Highlights
Ice Man: Melting the Myth of Ice Therapy
A statement like that is enough to get any athlete’s attention—and for good reason! Scientific research and clinical studies are now suggesting that the long accepted medical “fact” that ice is the go-to solution for pulled muscles, aches, pains, and strains—well, it might not be just an old wive’s tale, ineffective and harmless, it could even be detrimental to healing. In fact, the primary reason this common injury response is so widely accepted is this firm belief that, “It can’t hurt.” Most people can’t tell whether icing actually helps to reduce swelling or accelerates the healing process … but they seem bent on believing that even if it’s not helping, it can’t be causing more harm, right?
Wrong.
If your lifestyle or personal interests demand that you be in peak physical condition, these studies are not just ‘good to know’; they’re absolutely imperative. That’s just one reason why Gary Reinl set out to debunk the myth of ice protocol for healing in his ground-breaking book, “ICED! The Illusionary Treatment Option.”
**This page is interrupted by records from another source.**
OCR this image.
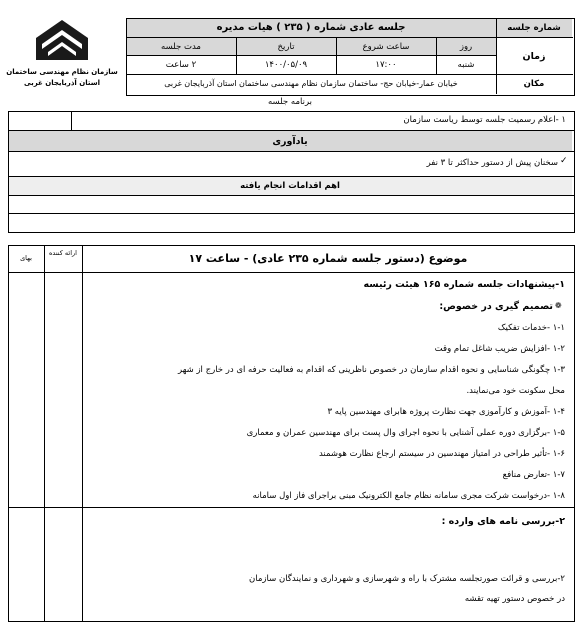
سازمان نظام مهندسی ساختمان
استان آذربایجان غربی
شماره جلسه
جلسه عادی شماره ( ۲۳۵ ) هیات مدیره
زمان
روز
ساعت شروع
تاریخ
مدت جلسه
شنبه
۱۷:۰۰
۱۴۰۰/۰۵/۰۹
۲ ساعت
مکان
خیابان عمار-خیابان حج- ساختمان سازمان نظام مهندسی ساختمان استان آذربایجان غربی
برنامه جلسه
۱ -اعلام رسمیت جلسه توسط ریاست سازمان
یادآوری
سخنان پیش از دستور حداکثر تا ۳ نفر ✓
اهم اقدامات انجام یافته
بهای
ارائه کننده	موضوع (دستور جلسه شماره ۲۳۵ عادی) - ساعت ۱۷
۱-پیشنهادات جلسه شماره ۱۶۵ هیئت رئیسه
❁
تصمیم گیری در خصوص:
۱-۱ -خدمات تفکیک
۱-۲ -افزایش ضریب شاغل تمام وقت
۱-۳ چگونگی شناسایی و نحوه اقدام سازمان در خصوص ناظرینی که اقدام به فعالیت حرفه ای در خارج از شهر
محل سکونت خود می‌نمایند.
۱-۴ -آموزش و کارآموزی جهت نظارت پروژه هابرای مهندسین پایه ۳
۱-۵ -برگزاری دوره عملی آشنایی با نحوه اجرای وال پست برای مهندسین عمران و معماری
۱-۶ -تأثیر طراحی در امتیاز مهندسین در سیستم ارجاع نظارت هوشمند
۱-۷ -تعارض منافع
۱-۸ -درخواست شرکت مجری سامانه نظام جامع الکترونیک مبنی براجرای فاز اول سامانه
۲-بررسی نامه های وارده :
۲-بررسی و قرائت صورتجلسه مشترک با راه و شهرسازی و شهرداری و نمایندگان سازمان
در خصوص دستور تهیه تقشه
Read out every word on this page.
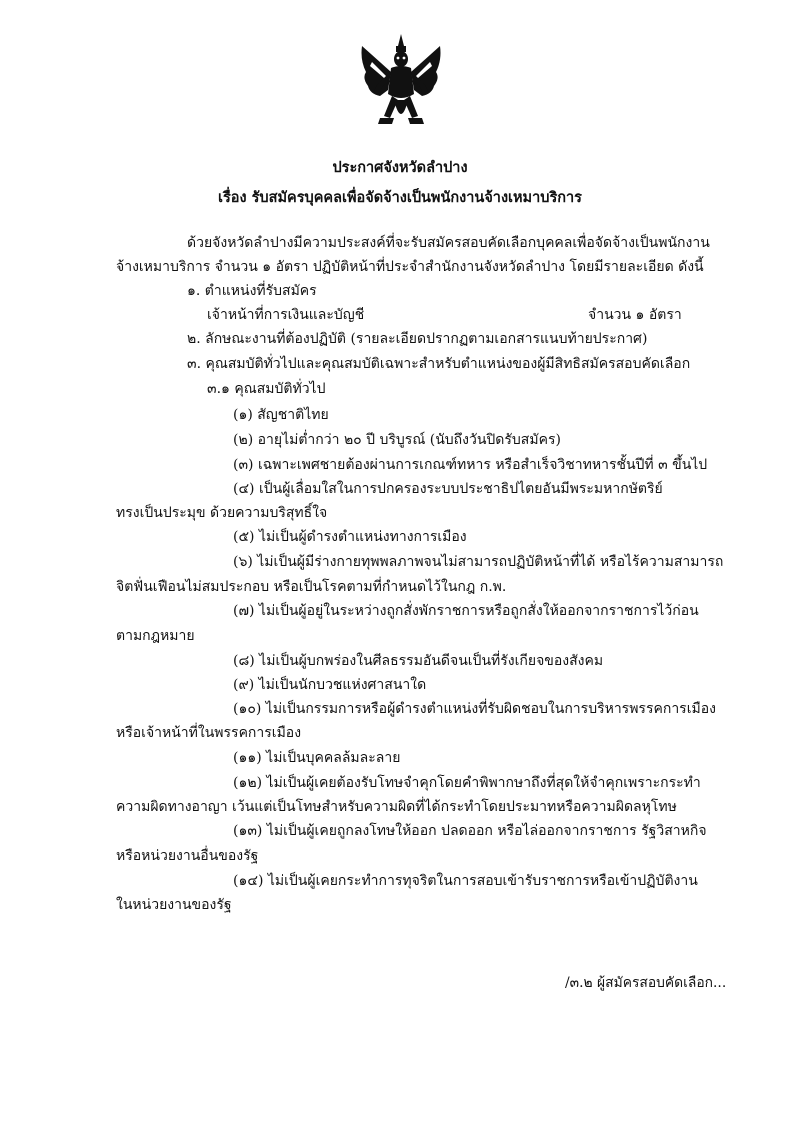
ประกาศจังหวัดลำปาง
เรื่อง รับสมัครบุคคลเพื่อจัดจ้างเป็นพนักงานจ้างเหมาบริการ
ด้วยจังหวัดลำปางมีความประสงค์ที่จะรับสมัครสอบคัดเลือกบุคคลเพื่อจัดจ้างเป็นพนักงาน
จ้างเหมาบริการ จำนวน ๑ อัตรา ปฏิบัติหน้าที่ประจำสำนักงานจังหวัดลำปาง โดยมีรายละเอียด ดังนี้
๑. ตำแหน่งที่รับสมัคร
เจ้าหน้าที่การเงินและบัญชี	จำนวน ๑ อัตรา
๒. ลักษณะงานที่ต้องปฏิบัติ (รายละเอียดปรากฏตามเอกสารแนบท้ายประกาศ)
๓. คุณสมบัติทั่วไปและคุณสมบัติเฉพาะสำหรับตำแหน่งของผู้มีสิทธิสมัครสอบคัดเลือก
๓.๑ คุณสมบัติทั่วไป
(๑) สัญชาติไทย
(๒) อายุไม่ต่ำกว่า ๒๐ ปี บริบูรณ์ (นับถึงวันปิดรับสมัคร)
(๓) เฉพาะเพศชายต้องผ่านการเกณฑ์ทหาร หรือสำเร็จวิชาทหารชั้นปีที่ ๓ ขึ้นไป
(๔) เป็นผู้เลื่อมใสในการปกครองระบบประชาธิปไตยอันมีพระมหากษัตริย์
ทรงเป็นประมุข ด้วยความบริสุทธิ์ใจ
(๕) ไม่เป็นผู้ดำรงตำแหน่งทางการเมือง
(๖) ไม่เป็นผู้มีร่างกายทุพพลภาพจนไม่สามารถปฏิบัติหน้าที่ได้ หรือไร้ความสามารถ
จิตฟั่นเฟือนไม่สมประกอบ หรือเป็นโรคตามที่กำหนดไว้ในกฎ ก.พ.
(๗) ไม่เป็นผู้อยู่ในระหว่างถูกสั่งพักราชการหรือถูกสั่งให้ออกจากราชการไว้ก่อน
ตามกฎหมาย
(๘) ไม่เป็นผู้บกพร่องในศีลธรรมอันดีจนเป็นที่รังเกียจของสังคม
(๙) ไม่เป็นนักบวชแห่งศาสนาใด
(๑๐) ไม่เป็นกรรมการหรือผู้ดำรงตำแหน่งที่รับผิดชอบในการบริหารพรรคการเมือง
หรือเจ้าหน้าที่ในพรรคการเมือง
(๑๑) ไม่เป็นบุคคลล้มละลาย
(๑๒) ไม่เป็นผู้เคยต้องรับโทษจำคุกโดยคำพิพากษาถึงที่สุดให้จำคุกเพราะกระทำ
ความผิดทางอาญา เว้นแต่เป็นโทษสำหรับความผิดที่ได้กระทำโดยประมาทหรือความผิดลหุโทษ
(๑๓) ไม่เป็นผู้เคยถูกลงโทษให้ออก ปลดออก หรือไล่ออกจากราชการ รัฐวิสาหกิจ
หรือหน่วยงานอื่นของรัฐ
(๑๔) ไม่เป็นผู้เคยกระทำการทุจริตในการสอบเข้ารับราชการหรือเข้าปฏิบัติงาน
ในหน่วยงานของรัฐ
/๓.๒ ผู้สมัครสอบคัดเลือก...
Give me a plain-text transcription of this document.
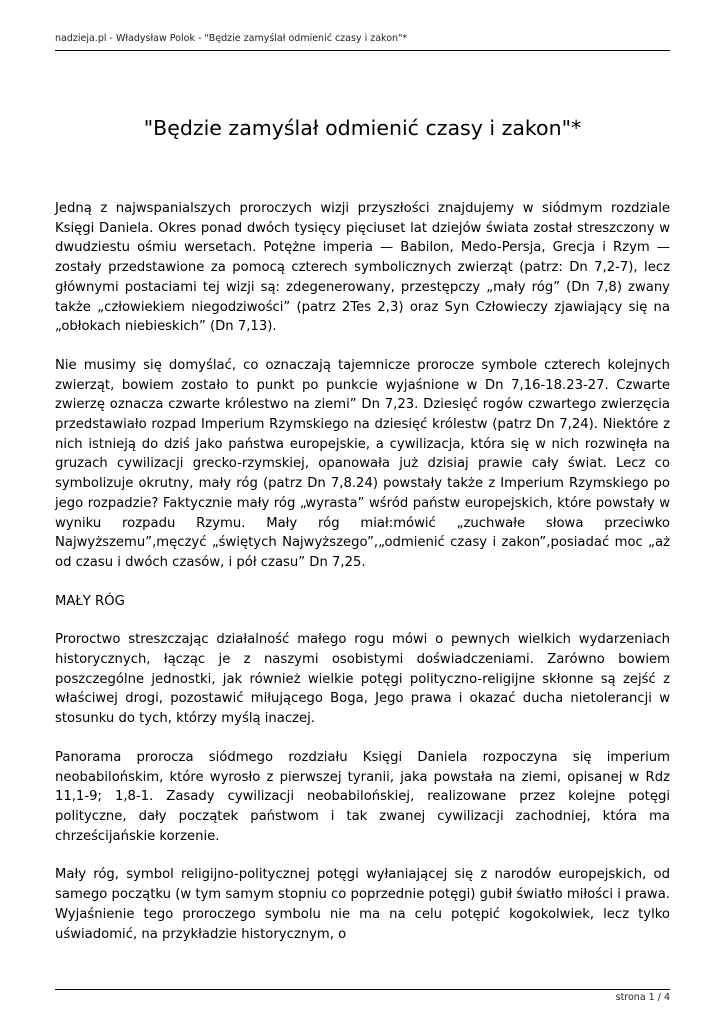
nadzieja.pl - Władysław Polok - "Będzie zamyślał odmienić czasy i zakon"*
"Będzie zamyślał odmienić czasy i zakon"*

Jedną z najwspanialszych proroczych wizji przyszłości znajdujemy w siódmym rozdziale Księgi Daniela. Okres ponad dwóch tysięcy pięciuset lat dziejów świata został streszczony w dwudziestu ośmiu wersetach. Potężne imperia — Babilon, Medo-Persja, Grecja i Rzym — zostały przedstawione za pomocą czterech symbolicznych zwierząt (patrz: Dn 7,2-7), lecz głównymi postaciami tej wizji są: zdegenerowany, przestępczy „mały róg” (Dn 7,8) zwany także „człowiekiem niegodziwości” (patrz 2Tes 2,3) oraz Syn Człowieczy zjawiający się na „obłokach niebieskich” (Dn 7,13).

Nie musimy się domyślać, co oznaczają tajemnicze prorocze symbole czterech kolejnych zwierząt, bowiem zostało to punkt po punkcie wyjaśnione w Dn 7,16-18.23-27. Czwarte zwierzę oznacza czwarte królestwo na ziemi” Dn 7,23. Dziesięć rogów czwartego zwierzęcia przedstawiało rozpad Imperium Rzymskiego na dziesięć królestw (patrz Dn 7,24). Niektóre z nich istnieją do dziś jako państwa europejskie, a cywilizacja, która się w nich rozwinęła na gruzach cywilizacji grecko-rzymskiej, opanowała już dzisiaj prawie cały świat. Lecz co symbolizuje okrutny, mały róg (patrz Dn 7,8.24) powstały także z Imperium Rzymskiego po jego rozpadzie? Faktycznie mały róg „wyrasta” wśród państw europejskich, które powstały w wyniku rozpadu Rzymu. Mały róg miał:mówić „zuchwałe słowa przeciwko Najwyższemu”,męczyć „świętych Najwyższego”,„odmienić czasy i zakon”,posiadać moc „aż od czasu i dwóch czasów, i pół czasu” Dn 7,25.

MAŁY RÓG

Proroctwo streszczając działalność małego rogu mówi o pewnych wielkich wydarzeniach historycznych, łącząc je z naszymi osobistymi doświadczeniami. Zarówno bowiem poszczególne jednostki, jak również wielkie potęgi polityczno-religijne skłonne są zejść z właściwej drogi, pozostawić miłującego Boga, Jego prawa i okazać ducha nietolerancji w stosunku do tych, którzy myślą inaczej.

Panorama prorocza siódmego rozdziału Księgi Daniela rozpoczyna się imperium neobabilońskim, które wyrosło z pierwszej tyranii, jaka powstała na ziemi, opisanej w Rdz 11,1-9; 1,8-1. Zasady cywilizacji neobabilońskiej, realizowane przez kolejne potęgi polityczne, dały początek państwom i tak zwanej cywilizacji zachodniej, która ma chrześcijańskie korzenie.

Mały róg, symbol religijno-politycznej potęgi wyłaniającej się z narodów europejskich, od samego początku (w tym samym stopniu co poprzednie potęgi) gubił światło miłości i prawa. Wyjaśnienie tego proroczego symbolu nie ma na celu potępić kogokolwiek, lecz tylko uświadomić, na przykładzie historycznym, o

strona 1 / 4
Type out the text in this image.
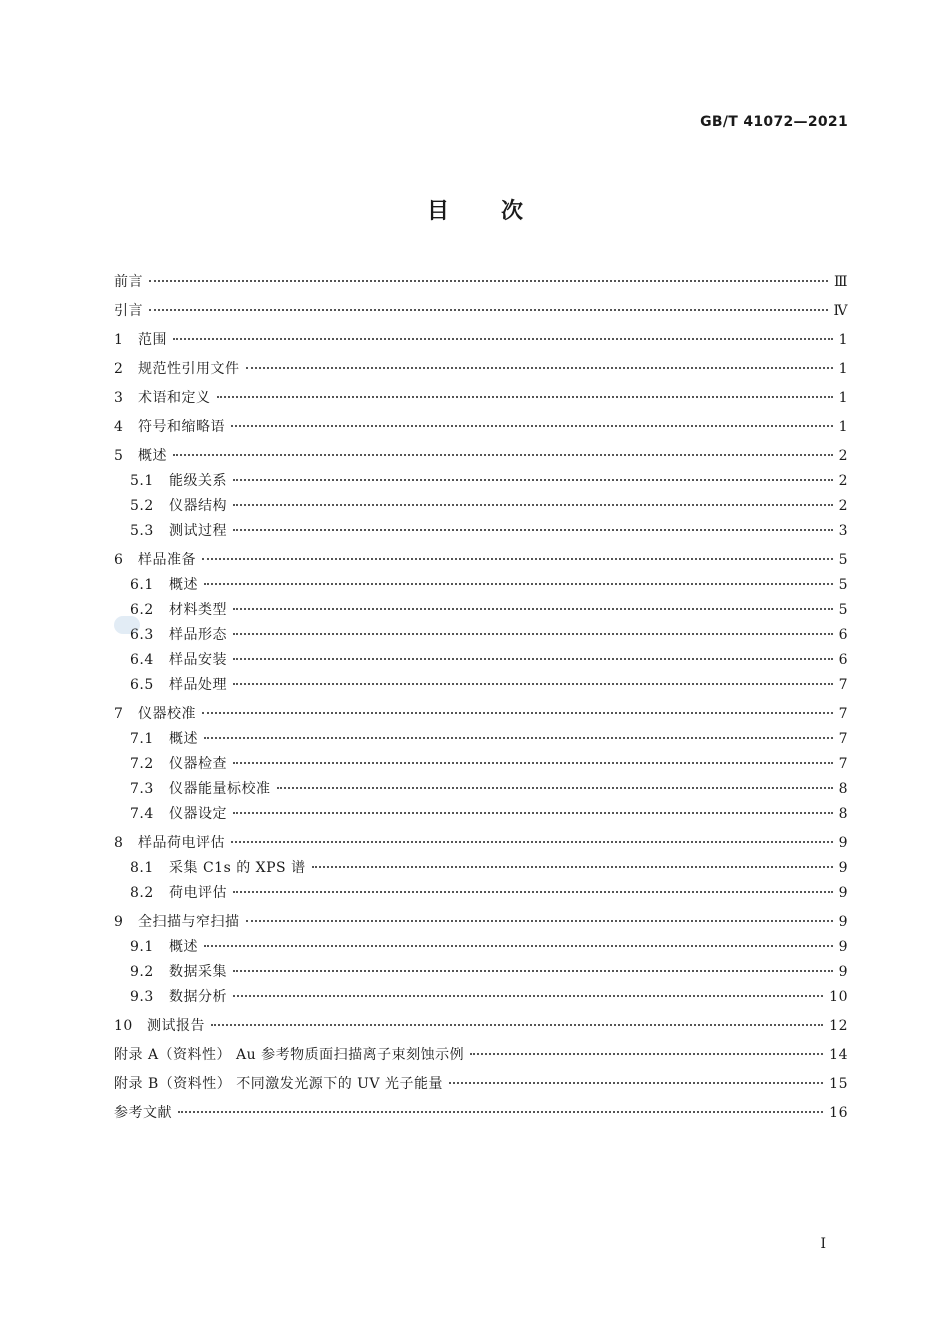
GB/T 41072—2021
目次
前言	Ⅲ
引言	Ⅳ
1	范围	1
2	规范性引用文件	1
3	术语和定义	1
4	符号和缩略语	1
5	概述	2
5.1	能级关系	2
5.2	仪器结构	2
5.3	测试过程	3
6	样品准备	5
6.1	概述	5
6.2	材料类型	5
6.3	样品形态	6
6.4	样品安装	6
6.5	样品处理	7
7	仪器校准	7
7.1	概述	7
7.2	仪器检查	7
7.3	仪器能量标校准	8
7.4	仪器设定	8
8	样品荷电评估	9
8.1	采集 C1s 的 XPS 谱	9
8.2	荷电评估	9
9	全扫描与窄扫描	9
9.1	概述	9
9.2	数据采集	9
9.3	数据分析	10
10	测试报告	12
附录 A（资料性） Au 参考物质面扫描离子束刻蚀示例	14
附录 B（资料性） 不同激发光源下的 UV 光子能量	15
参考文献	16
I
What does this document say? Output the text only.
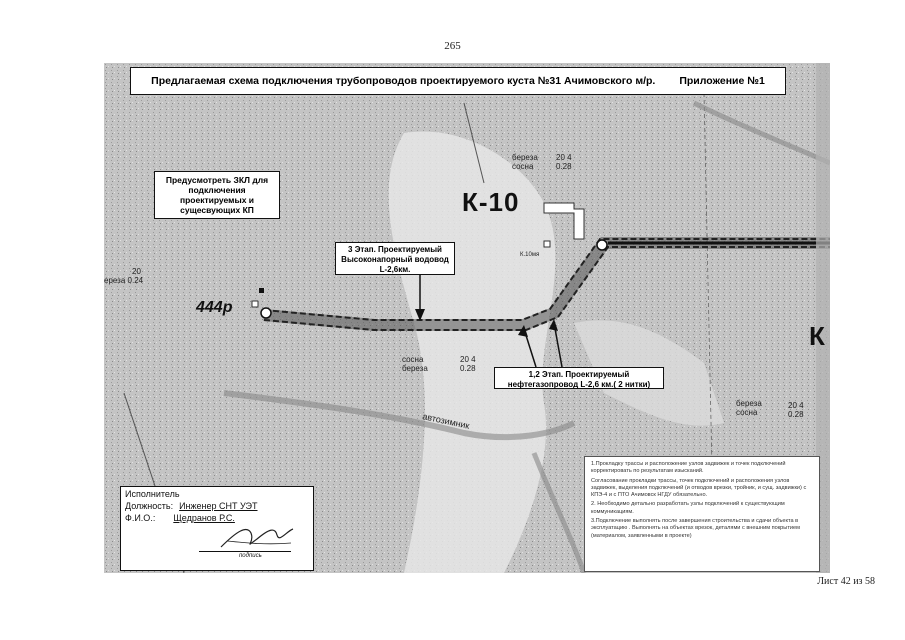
265
Предлагаемая схема подключения трубопроводов проектируемого куста №31 Ачимовского м/р. Приложение №1
Предусмотреть ЗКЛ для подключения проектируемых и сущесвующих КП
3 Этап. Проектируемый Высоконапорный водовод L-2,6км.
1,2 Этап. Проектируемый нефтегазопровод L-2,6 км.( 2 нитки)
К-10
К
444р
К.10мя
автозимник
береза
сосна
20 4
0.28
20
ереза 0.24
сосна
береза
20 4
0.28
береза
сосна
20 4
0.28

1.Прокладку трассы и расположение узлов задвижек и точек подключений корректировать по результатам изысканий.

Согласование прокладки трассы, точек подключений и расположения узлов задвижек, выделения подключений (и отводов врезки, тройник, и сущ. задвижки) с КПЭ-4 и с ПТО Ачимовск НГДУ обязательно.

2. Необходимо детально разработать узлы подключений к существующим коммуникациям.

3.Подключение выполнять после завершения строительства и сдачи объекта в эксплуатацию . Выполнять на объектах врезок, деталями с внешним покрытием (материалом, заявленными в проекте)

Исполнитель
Должность: Инженер СНТ УЭТ
Ф.И.О.: Щедранов Р.С.
подпись
Лист 42 из 58
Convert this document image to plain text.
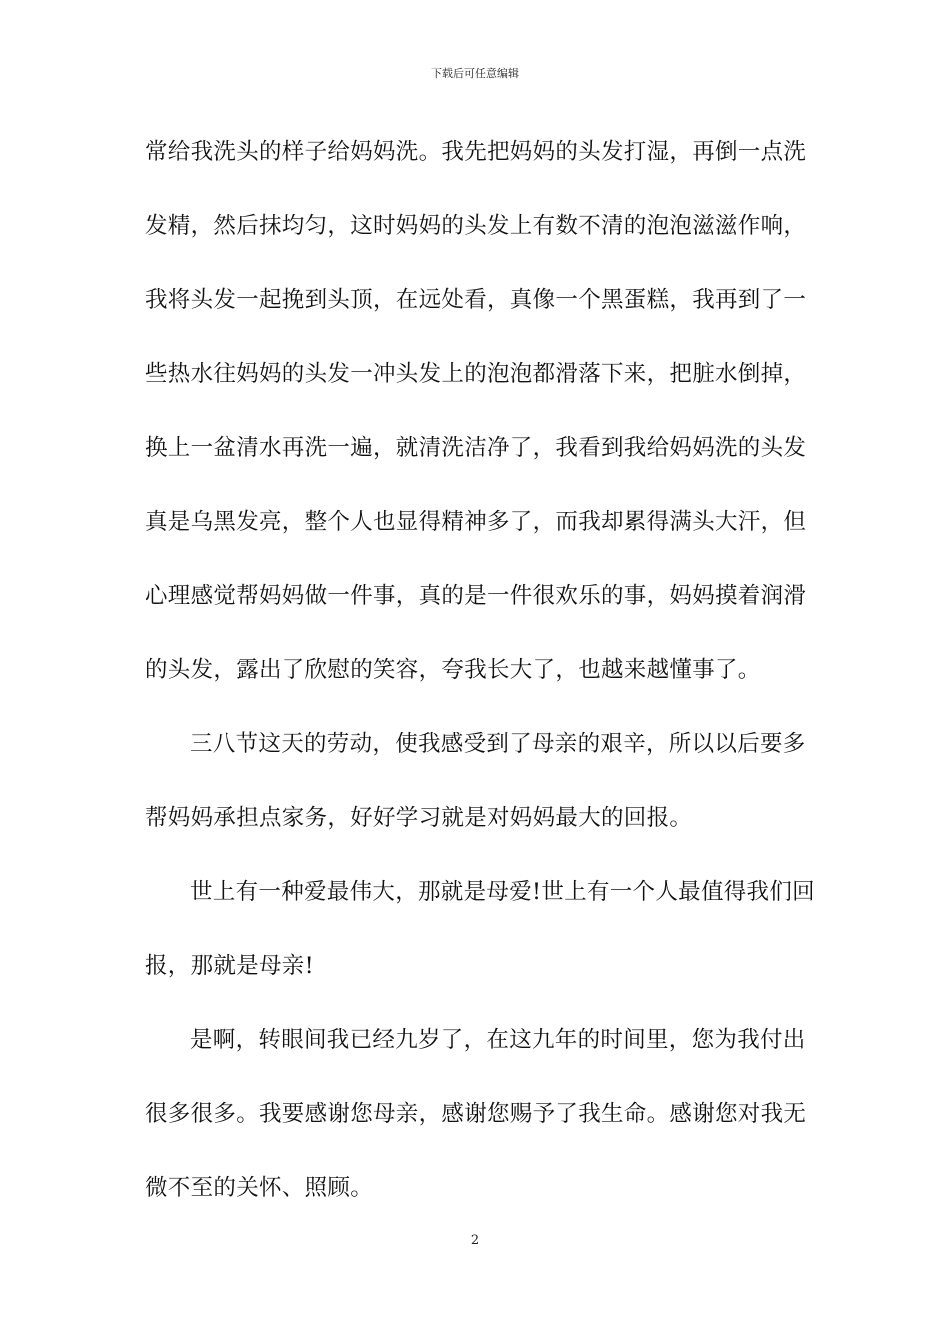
下载后可任意编辑
常给我洗头的样子给妈妈洗。我先把妈妈的头发打湿，再倒一点洗
发精，然后抹均匀，这时妈妈的头发上有数不清的泡泡滋滋作响，
我将头发一起挽到头顶，在远处看，真像一个黑蛋糕，我再到了一
些热水往妈妈的头发一冲头发上的泡泡都滑落下来，把脏水倒掉，
换上一盆清水再洗一遍，就清洗洁净了，我看到我给妈妈洗的头发
真是乌黑发亮，整个人也显得精神多了，而我却累得满头大汗，但
心理感觉帮妈妈做一件事，真的是一件很欢乐的事，妈妈摸着润滑
的头发，露出了欣慰的笑容，夸我长大了，也越来越懂事了。
三八节这天的劳动，使我感受到了母亲的艰辛，所以以后要多
帮妈妈承担点家务，好好学习就是对妈妈最大的回报。
世上有一种爱最伟大，那就是母爱!世上有一个人最值得我们回
报，那就是母亲!
是啊，转眼间我已经九岁了，在这九年的时间里，您为我付出
很多很多。我要感谢您母亲，感谢您赐予了我生命。感谢您对我无
微不至的关怀、照顾。
2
ICED! is the must-read book of the year for athletes, coaches, trainers, doctors, therapists, and even people with soccer-playing or knee-bumping kids. Far from a dull physiological text, it reads like an epic journey about the biggest and most flagrant medical misconception of modern times. Any individual with the most basic training in sports, bodybuilding, personal training, or anything relevant to body mechanics at all has emphasized since time immemorial that ice is the antidote to all aches and pains. We’ve heard it before: RICE. That’s rest, ice, compression, and elevation.
It’s a catchy acronym, indeed. Catchy enough to deserve widespread accepted use without scientific validity or inquiry? Author Gary Reinl thinks so. And he’s not alone. In Reinl’s own words, “Even the world-renowned doctor who formalized the beginning of the ‘ice-age’ has joined the meltdown.” With the gamut of evidence Reinl provides from the most widely respected journals and experts in the field, it’s hard to argue with him.